Por outro lado, o porte avantajado o faz lento para reagir contra alguns adversários mais rápidos, principalmente defendendo um jogador de costas, o que acaba gerando em faltas e cartões. André, mais ágil e com bom tempo de reação, pode mostrar uma valência inédita ao time.
Com a bola, na prática
Uma das maiores habilidades de André é seu passe: ele é extremamente capaz de quebrar linhas em áreas avançadas ou lançar a bola por trás da defesa adversária, mas o contexto disso deve ser levado em consideração: ele encontraria um modelo de jogo muito diferente no Fulham e, por isso, poderia acabar não mostrando todo o seu potencial inicialmente.
O volante é beneficiado pelo fato de haver tantas opções ofensivas que surgem frequentemente à sua frente. Enquanto ele está na base das sobrecargas na maior parte do tempo, não é o único lugar onde tem sucesso. André gosta de recuar entre os zagueiros para receber a bola ou atrás da primeira linha de pressão, onde recebe o passe com uma postura corporal adequada, na maioria das vezes, e verifica ambos os ombros para ter uma visão geral.
Ele ainda não é um pivô perfeito: poderia escapar melhor da sombra do marcador para ser uma opção para seus zagueiros centrais, já que às vezes não cria o ângulo para o passe em sua direção. Ainda assim, quando recebe nessas áreas, André é bom em atrair a pressão e depois jogar a bola no espaço vago ou avançar para o espaço com a bola nos pés.
Uma das grandes superioridades de André em comparação com Palhinha é a noção de espaço com a bola. No lance da imagem acima, contra o Liverpool, o português recebe um passe vindo da lateral, decide devolver a bola para o companheiro com espaço limitado, em uma região que está sobrecarregada e em desvantagem numérica, ao invés de usar o grande espaço que tem nas suas costas. O brasileiro, por sua vez, teria muita facilidade em girar com um toque e dar prosseguimento à jogada em regiões menos pressionadas.
Atrair a pressão é algo que o Fulham não faz, mas pode ser uma arma para André ajudar o time quando está nesse tipo de situação. O brasileiro faz isso colocando o pé na bola e atrai a oposição para a área que deseja, o que se tornou uma característica registrada da equipe do Brighton de De Zerbi, por exemplo.

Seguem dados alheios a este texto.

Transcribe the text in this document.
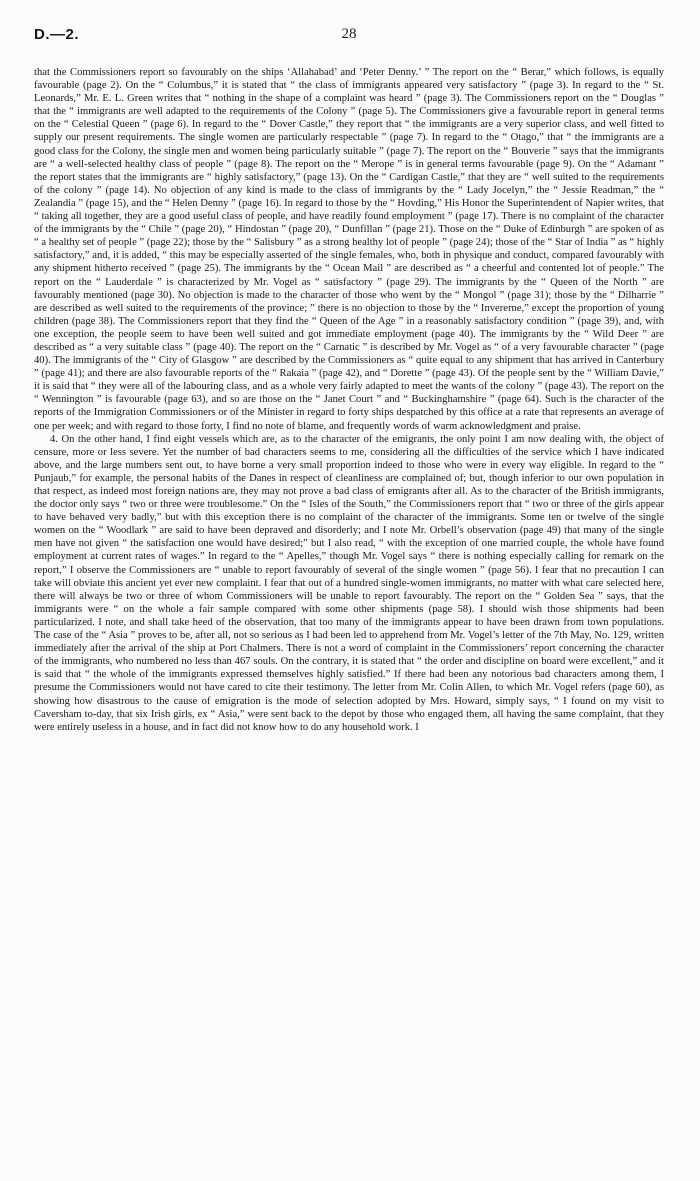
D.—2.	28

that the Commissioners report so favourably on the ships ‘Allahabad’ and ‘Peter Denny.’ ” The report on the “ Berar,” which follows, is equally favourable (page 2). On the “ Columbus,” it is stated that “ the class of immigrants appeared very satisfactory ” (page 3). In regard to the “ St. Leonards,” Mr. E. L. Green writes that “ nothing in the shape of a complaint was heard ” (page 3). The Commissioners report on the “ Douglas ” that the “ immigrants are well adapted to the requirements of the Colony ” (page 5). The Commissioners give a favourable report in general terms on the “ Celestial Queen ” (page 6). In regard to the “ Dover Castle,” they report that “ the immigrants are a very superior class, and well fitted to supply our present requirements. The single women are particularly respectable ” (page 7). In regard to the “ Otago,” that “ the immigrants are a good class for the Colony, the single men and women being particularly suitable ” (page 7). The report on the “ Bouverie ” says that the immigrants are “ a well-selected healthy class of people ” (page 8). The report on the “ Merope ” is in general terms favourable (page 9). On the “ Adamant ” the report states that the immigrants are “ highly satisfactory,” (page 13). On the “ Cardigan Castle,” that they are “ well suited to the requirements of the colony ” (page 14). No objection of any kind is made to the class of immigrants by the “ Lady Jocelyn,” the “ Jessie Readman,” the “ Zealandia ” (page 15), and the “ Helen Denny ” (page 16). In regard to those by the “ Hovding,” His Honor the Superintendent of Napier writes, that “ taking all together, they are a good useful class of people, and have readily found employment ” (page 17). There is no complaint of the character of the immigrants by the “ Chile ” (page 20), “ Hindostan ” (page 20), “ Dunfillan ” (page 21). Those on the “ Duke of Edinburgh ” are spoken of as “ a healthy set of people ” (page 22); those by the “ Salisbury ” as a strong healthy lot of people ” (page 24); those of the “ Star of India ” as “ highly satisfactory,” and, it is added, “ this may be especially asserted of the single females, who, both in physique and conduct, compared favourably with any shipment hitherto received ” (page 25). The immigrants by the “ Ocean Mail ” are described as “ a cheerful and contented lot of people.” The report on the “ Lauderdale ” is characterized by Mr. Vogel as “ satisfactory ” (page 29). The immigrants by the “ Queen of the North ” are favourably mentioned (page 30). No objection is made to the character of those who went by the “ Mongol ” (page 31); those by the “ Dilharrie ” are described as well suited to the requirements of the province; ” there is no objection to those by the “ Invererne,” except the proportion of young children (page 38). The Commissioners report that they find the “ Queen of the Age ” in a reasonably satisfactory condition ” (page 39), and, with one exception, the people seem to have been well suited and got immediate employment (page 40). The immigrants by the “ Wild Deer ” are described as “ a very suitable class ” (page 40). The report on the “ Carnatic ” is described by Mr. Vogel as “ of a very favourable character ” (page 40). The immigrants of the “ City of Glasgow ” are described by the Commissioners as “ quite equal to any shipment that has arrived in Canterbury ” (page 41); and there are also favourable reports of the “ Rakaia ” (page 42), and “ Dorette ” (page 43). Of the people sent by the “ William Davie,” it is said that “ they were all of the labouring class, and as a whole very fairly adapted to meet the wants of the colony ” (page 43). The report on the “ Wennington ” is favourable (page 63), and so are those on the “ Janet Court ” and “ Buckinghamshire ” (page 64). Such is the character of the reports of the Immigration Commissioners or of the Minister in regard to forty ships despatched by this office at a rate that represents an average of one per week; and with regard to those forty, I find no note of blame, and frequently words of warm acknowledgment and praise.

4. On the other hand, I find eight vessels which are, as to the character of the emigrants, the only point I am now dealing with, the object of censure, more or less severe. Yet the number of bad characters seems to me, considering all the difficulties of the service which I have indicated above, and the large numbers sent out, to have borne a very small proportion indeed to those who were in every way eligible. In regard to the “ Punjaub,” for example, the personal habits of the Danes in respect of cleanliness are complained of; but, though inferior to our own population in that respect, as indeed most foreign nations are, they may not prove a bad class of emigrants after all. As to the character of the British immigrants, the doctor only says “ two or three were troublesome.” On the “ Isles of the South,” the Commissioners report that “ two or three of the girls appear to have behaved very badly,” but with this exception there is no complaint of the character of the immigrants. Some ten or twelve of the single women on the “ Woodlark ” are said to have been depraved and disorderly; and I note Mr. Orbell’s observation (page 49) that many of the single men have not given “ the satisfaction one would have desired;” but I also read, “ with the exception of one married couple, the whole have found employment at current rates of wages.” In regard to the “ Apelles,” though Mr. Vogel says “ there is nothing especially calling for remark on the report,” I observe the Commissioners are “ unable to report favourably of several of the single women ” (page 56). I fear that no precaution I can take will obviate this ancient yet ever new complaint. I fear that out of a hundred single-women immigrants, no matter with what care selected here, there will always be two or three of whom Commissioners will be unable to report favourably. The report on the “ Golden Sea ” says, that the immigrants were “ on the whole a fair sample compared with some other shipments (page 58). I should wish those shipments had been particularized. I note, and shall take heed of the observation, that too many of the immigrants appear to have been drawn from town populations. The case of the “ Asia ” proves to be, after all, not so serious as I had been led to apprehend from Mr. Vogel’s letter of the 7th May, No. 129, written immediately after the arrival of the ship at Port Chalmers. There is not a word of complaint in the Commissioners’ report concerning the character of the immigrants, who numbered no less than 467 souls. On the contrary, it is stated that “ the order and discipline on board were excellent,” and it is said that “ the whole of the immigrants expressed themselves highly satisfied.” If there had been any notorious bad characters among them, I presume the Commissioners would not have cared to cite their testimony. The letter from Mr. Colin Allen, to which Mr. Vogel refers (page 60), as showing how disastrous to the cause of emigration is the mode of selection adopted by Mrs. Howard, simply says, “ I found on my visit to Caversham to-day, that six Irish girls, ex “ Asia,” were sent back to the depot by those who engaged them, all having the same complaint, that they were entirely useless in a house, and in fact did not know how to do any household work. I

No exemplo acima, em um clássico contra o Flamengo, André mostra como tem grande noção de espaço. Aparece como opção perto da zona de pressão do Flamengo, mapeia o campo antes de receber, pede a bola e, com um toque, domina orientando o corpo para o lado contrário, tirando a bola da pressão e progredindo com um lançamento.
André tem bons argumentos para os dois lados
Ao passo que o volante do Fluminense tem bons argumentos para sustentar sua ida tanto a Liverpool quanto a Fulham — apesar de poder encontrar dificuldade nos encaixes em ambos os clubes –, ainda precisaria elevar o nível de alguns de seus pormenores em campo. O que, evidentemente, acontecerá com o tempo que passar na Europa.
De um ponto de vista mais técnico, André ainda precisa melhorar na arte de escapar da sombra do marcador e se tornar mais eficiente em se colocar como uma opção entre as linhas. Uma boa estrutura de pressão adversária poderia excluí-lo do jogo se não lhe for dada a liberdade para recuar entre seus dois zagueiros, receber a bola deles e conduzir o jogo.
Fora da bola, ele precisará ser mais rápido em reconhecer passes/perigos potenciais, como mencionado anteriormente, o que se resume à concentração, e pode ser explorado por oponentes de maior qualidade.
Após três anos de futebol regular no Brasileirão e na Libertadores, é seguro dizer que André floresceu como um jogador de excelente potencial, exceto por algumas ocasionais lesões. Ele já dominou muitas características e agora precisa aprimorá-las e se tornar consistente semana após semana.
A única maneira de melhorar é ir para um clube maior, onde competirá com jogadores de qualidade muito superior aos que o Brasil tem a oferecer. E com clubes como Fulham e Liverpool o perseguindo, o futuro parece promissor.